Cryoburn, Lois McMaster Bujold
This is the 13th book in Lois Bujold's Vorkosigan saga, which I've seen referred to as "space opera." Set in the future, the books are centered on the Earth-settled world of Barrayar, where the great families of the Vor class have ruled for centuries in a medieval-style hierarchy headed by the Emperor. The Vorkosigans are the highest of high Vor, so closely related to the imperial Vorbarra family in this generation that its sons stand next in line for the throne. But the youngest member of the family, Miles, is far from a typical Vor lordling. His mother Cordelia (an immigrant from a very different world called Beta and a clear-eyed critic of Barrayar) suffered a chemical warfare attack while she was carrying him, and Miles was born with physical deformities that on Barrayar, even in this modern day, lead to infanticide. He eventually left the constrictions of his home planet for a wild career as a space mercenary, while working undercover to protect its interest through Imperial Security (the dreaded ImpSec). In the later books, Miles returned to Barrayar, to his role as heir to his father Aral, Count Vorkosigan, and to make his own place in his home world.
Lois Bujold dedicated one of the later Miles books to "Jane, Charlotte, Georgette, and Dorothy" - as in Austen, Bronte, Heyer, and Sayers - and their influence is clear in her writing. She creates indelible characters, people with emotional and psychological complexity, and embroils them in multi-layered stories, some set on space stations, others on worlds with echoes of our own. She writes marvelous dialogue that can dance like the best screwball comedies, or lay bare someone's soul. Miles, and even more his parents Cordelia and Aral, are among my absolute favorite literary characters, on a par with Elizabeth Bennet and Peter Wimsey, Francis Crawford of Lymond and Freddy Standen.
Normally, I buy Lois Bujold's books in hardback, as soon as they come out (this fall we will finally get a book about Miles' cousin Ivan Vorpatril, who like a secondary Heyer hero has played the carefree aristocratic bachelor for many years, hiding his lights under the proverbial basket for too long). But Cryoburn came out in 2010. I finally bought a copy last year, and have only now read it for the first time. I put off reading this book, I confess, because it brings the death of one character in the saga, whose end has been foreshadowed but to which I was not resigned. What finally motivated me to read it is the Dorothy Dunnett-Lois Bujold crossover listserv I belong to, which has been reading through the saga for the past several months. Now I can follow the discussions without fear of further spoilers.

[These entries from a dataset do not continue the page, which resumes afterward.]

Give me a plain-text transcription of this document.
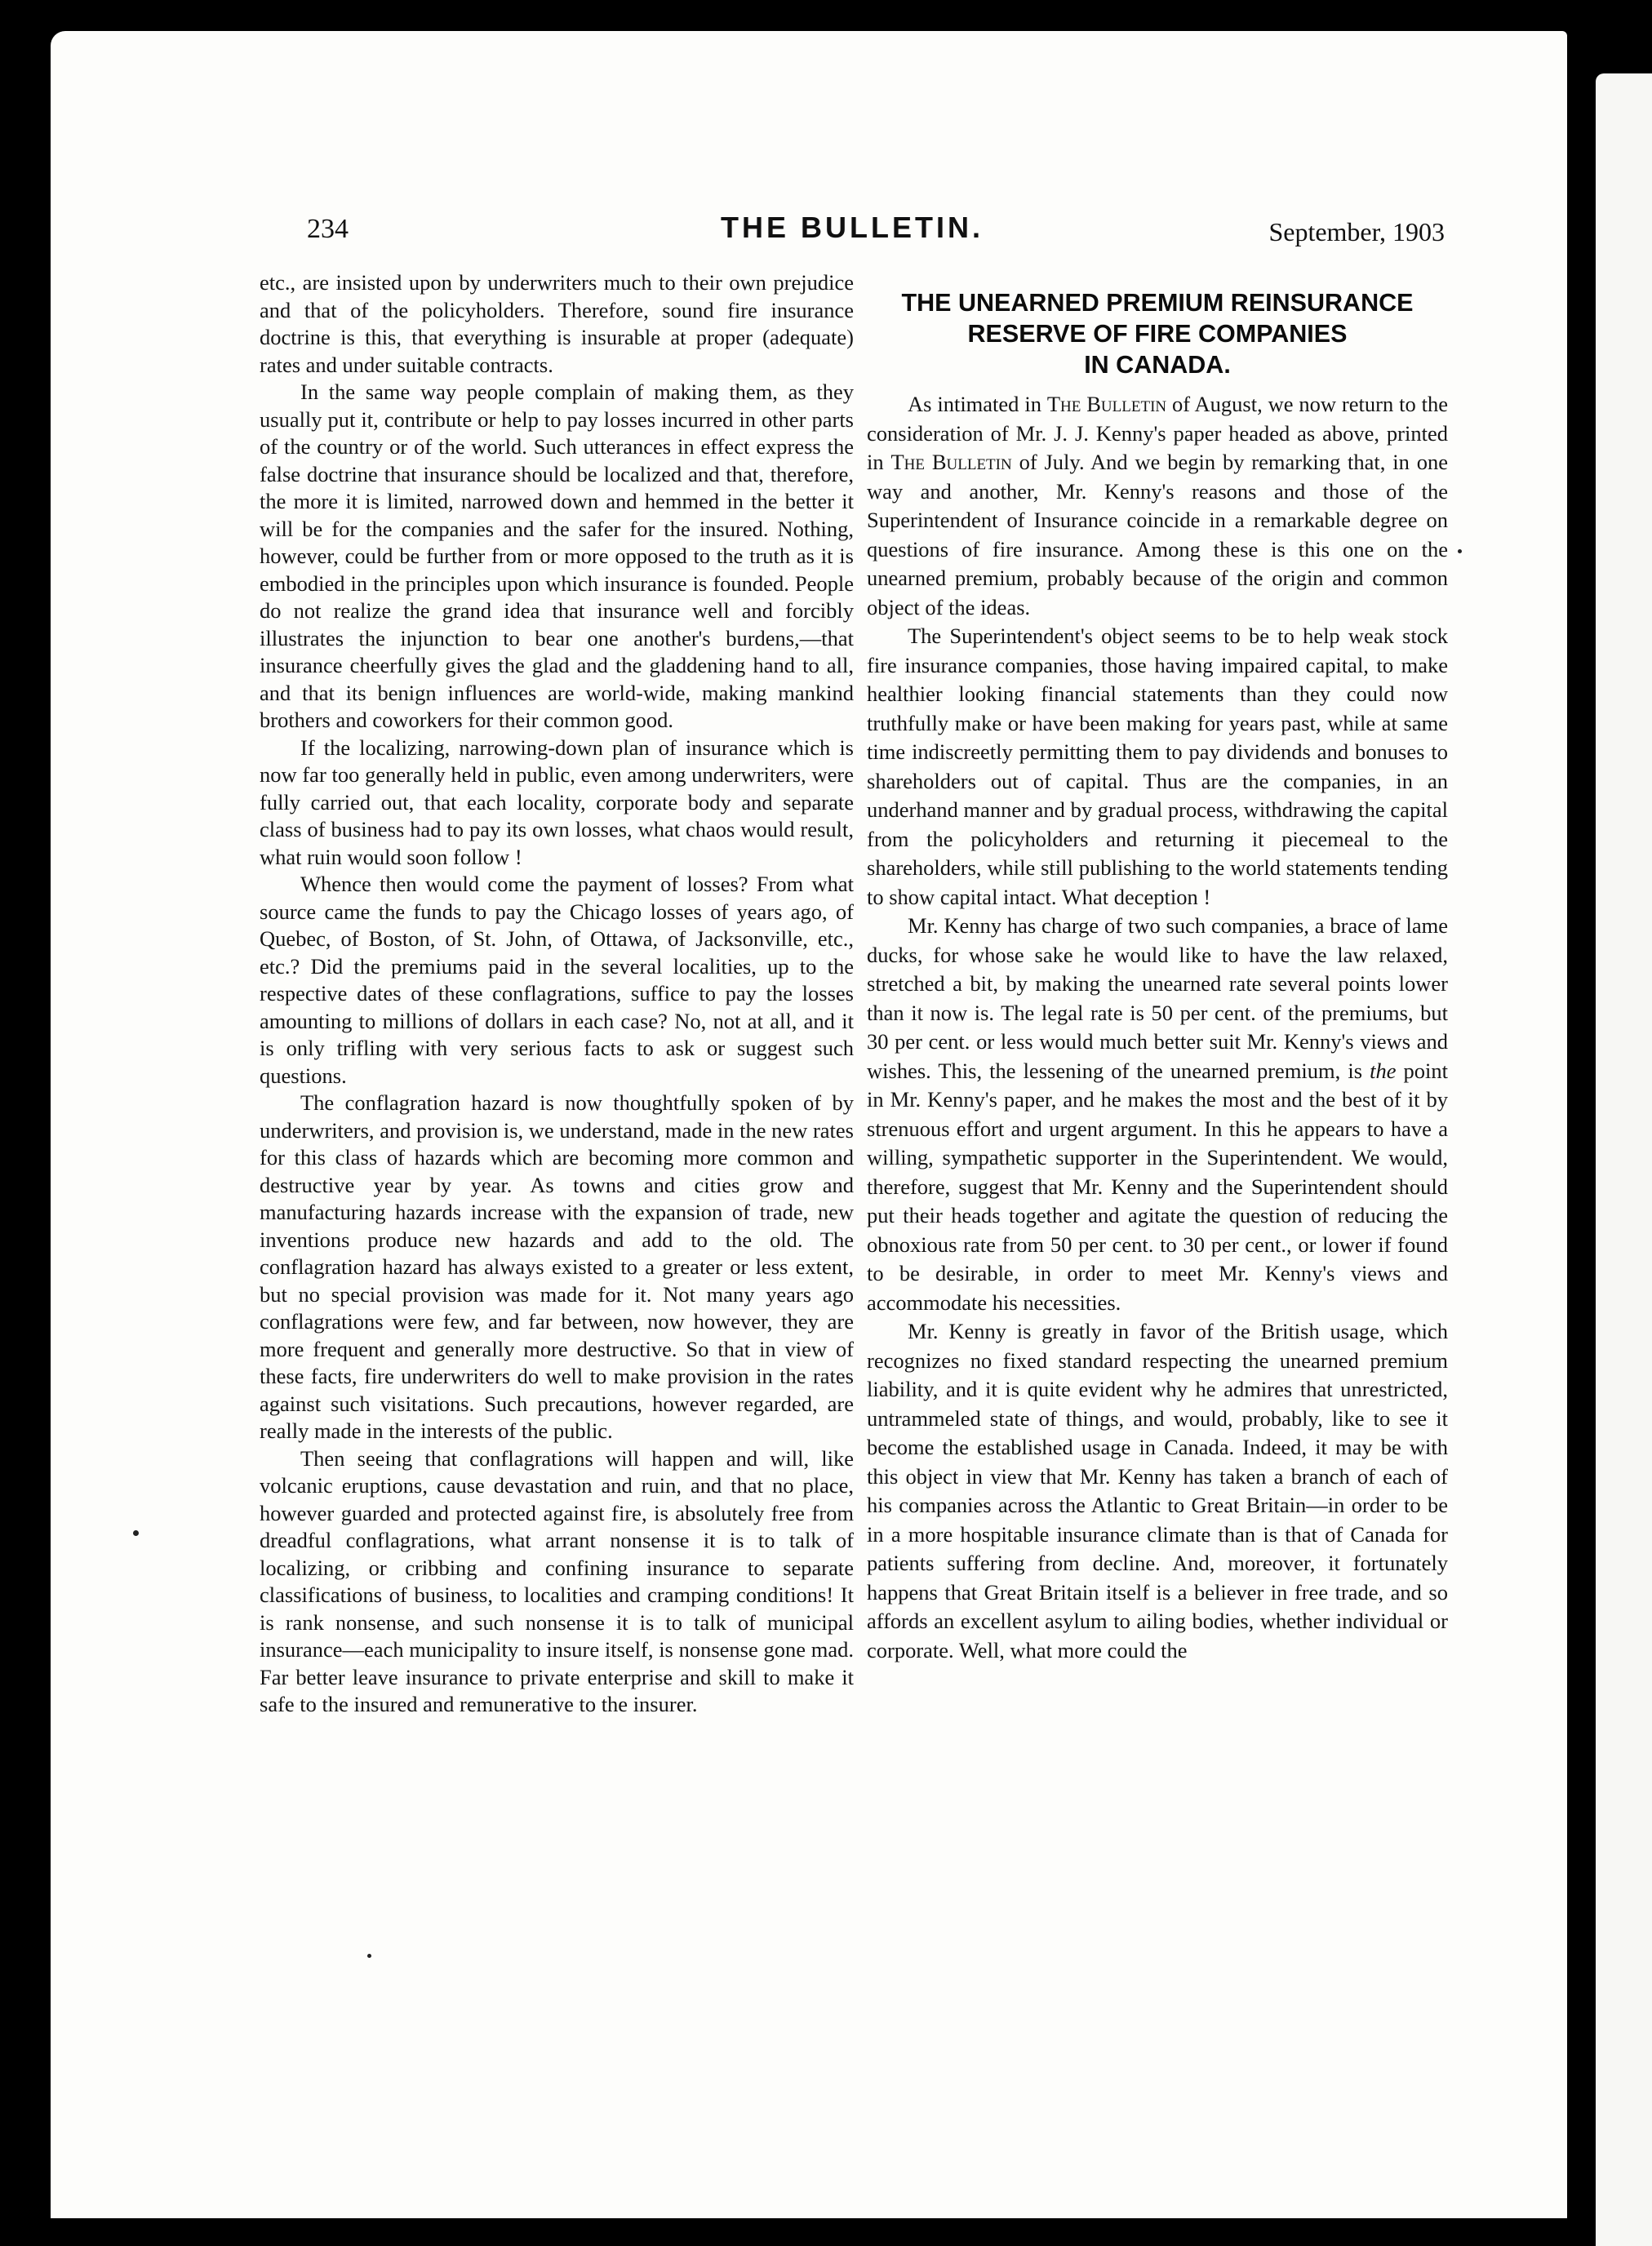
234	THE BULLETIN.	September, 1903

etc., are insisted upon by underwriters much to their own prejudice and that of the policyholders. Therefore, sound fire insurance doctrine is this, that everything is insurable at proper (adequate) rates and under suitable contracts.

In the same way people complain of making them, as they usually put it, contribute or help to pay losses incurred in other parts of the country or of the world. Such utterances in effect express the false doctrine that insurance should be localized and that, therefore, the more it is limited, narrowed down and hemmed in the better it will be for the companies and the safer for the insured. Nothing, however, could be further from or more opposed to the truth as it is embodied in the principles upon which insurance is founded. People do not realize the grand idea that insurance well and forcibly illustrates the injunction to bear one another's burdens,—that insurance cheerfully gives the glad and the gladdening hand to all, and that its benign influences are world-wide, making mankind brothers and coworkers for their common good.

If the localizing, narrowing-down plan of insurance which is now far too generally held in public, even among underwriters, were fully carried out, that each locality, corporate body and separate class of business had to pay its own losses, what chaos would result, what ruin would soon follow !

Whence then would come the payment of losses? From what source came the funds to pay the Chicago losses of years ago, of Quebec, of Boston, of St. John, of Ottawa, of Jacksonville, etc., etc.? Did the premiums paid in the several localities, up to the respective dates of these conflagrations, suffice to pay the losses amounting to millions of dollars in each case? No, not at all, and it is only trifling with very serious facts to ask or suggest such questions.

The conflagration hazard is now thoughtfully spoken of by underwriters, and provision is, we understand, made in the new rates for this class of hazards which are becoming more common and destructive year by year. As towns and cities grow and manufacturing hazards increase with the expansion of trade, new inventions produce new hazards and add to the old. The conflagration hazard has always existed to a greater or less extent, but no special provision was made for it. Not many years ago conflagrations were few, and far between, now however, they are more frequent and generally more destructive. So that in view of these facts, fire underwriters do well to make provision in the rates against such visitations. Such precautions, however regarded, are really made in the interests of the public.

Then seeing that conflagrations will happen and will, like volcanic eruptions, cause devastation and ruin, and that no place, however guarded and protected against fire, is absolutely free from dreadful conflagrations, what arrant nonsense it is to talk of localizing, or cribbing and confining insurance to separate classifications of business, to localities and cramping conditions! It is rank nonsense, and such nonsense it is to talk of municipal insurance—each municipality to insure itself, is nonsense gone mad. Far better leave insurance to private enterprise and skill to make it safe to the insured and remunerative to the insurer.

THE UNEARNED PREMIUM REINSURANCE
RESERVE OF FIRE COMPANIES
IN CANADA.

As intimated in The Bulletin of August, we now return to the consideration of Mr. J. J. Kenny's paper headed as above, printed in The Bulletin of July. And we begin by remarking that, in one way and another, Mr. Kenny's reasons and those of the Superintendent of Insurance coincide in a remarkable degree on questions of fire insurance. Among these is this one on the unearned premium, probably because of the origin and common object of the ideas.

The Superintendent's object seems to be to help weak stock fire insurance companies, those having impaired capital, to make healthier looking financial statements than they could now truthfully make or have been making for years past, while at same time indiscreetly permitting them to pay dividends and bonuses to shareholders out of capital. Thus are the companies, in an underhand manner and by gradual process, withdrawing the capital from the policyholders and returning it piecemeal to the shareholders, while still publishing to the world statements tending to show capital intact. What deception !

Mr. Kenny has charge of two such companies, a brace of lame ducks, for whose sake he would like to have the law relaxed, stretched a bit, by making the unearned rate several points lower than it now is. The legal rate is 50 per cent. of the premiums, but 30 per cent. or less would much better suit Mr. Kenny's views and wishes. This, the lessening of the unearned premium, is the point in Mr. Kenny's paper, and he makes the most and the best of it by strenuous effort and urgent argument. In this he appears to have a willing, sympathetic supporter in the Superintendent. We would, therefore, suggest that Mr. Kenny and the Superintendent should put their heads together and agitate the question of reducing the obnoxious rate from 50 per cent. to 30 per cent., or lower if found to be desirable, in order to meet Mr. Kenny's views and accommodate his necessities.

Mr. Kenny is greatly in favor of the British usage, which recognizes no fixed standard respecting the unearned premium liability, and it is quite evident why he admires that unrestricted, untrammeled state of things, and would, probably, like to see it become the established usage in Canada. Indeed, it may be with this object in view that Mr. Kenny has taken a branch of each of his companies across the Atlantic to Great Britain—in order to be in a more hospitable insurance climate than is that of Canada for patients suffering from decline. And, moreover, it fortunately happens that Great Britain itself is a believer in free trade, and so affords an excellent asylum to ailing bodies, whether individual or corporate. Well, what more could the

Cryoburn is set on the planet Kibou-daini, whose main industry is cryonics. The technical problems of freezing and reviving people have largely been solved by the research & development departments of the large corporations, or "cryocorps," which dominate this world. Most of its population chooses to become cryocorpses themselves, hoping for revival in a future where whatever medical condition they face, even old age, will have been resolved. Miles Vorkosigan has been sent to a cryonics conference on Kibou because one of the corporations is planning an expansion on Komarr, the second planet in the Barrayaran empire. Miles is now an Imperial Auditor, one of a select group assigned by the Emperor to investigate or trouble-shoot across the Empire, acting in his name and with imperial authority - a position tailor-made for Miles, who shares with Peter Wimsey an insatiable curiosity.
When he is kidnapped from the conference, and then meets a young boy whose mother, an activist working against the corps, has been frozen against her will, Miles follows the trail into the depths of the cryocombs. What he discovers there resonates on some level with the corporations of today. And as he investigates the different cryo-corporations, and meets their future customers, Bujold explores what it means to face the end of life, with the option to cheat death. What would it be like to return to life 80 or 100 years later, physically healed but out of your own time? She has a lot of fun with the cryocorps, each striving to attract more customers than their rivals, through marketing and branding. My favorite is NewEgypt, where the frozen customers pass through gates guarded by giant statues of Anubis, to rest in pyramids.
Though this book is about death, or about a frozen state of almost-death, it is never morbid. It couldn't be, with Miles in full Auditor mode. There is also an excellent supporting cast, some old friends from previous books. It is always great fun watching people meet Miles for the first time, particularly his fellow Barrayarans. Lois Bujold has gone on to write two other series, the Chalion books, set in a medieval-Renaissance world with echoes of our own, and a remarkable theology; and the "Sharing Knife" series, set in a world that resembles North America, peopled with Lakewalkers, who have mystic powers and Farmers, who don't and who distrust those who do. I love the Chalion books, and I enjoyed the later Knife books, but I would trade them all for more Vorkosigan stories. At least I only have to wait til November for Ivan's adventures.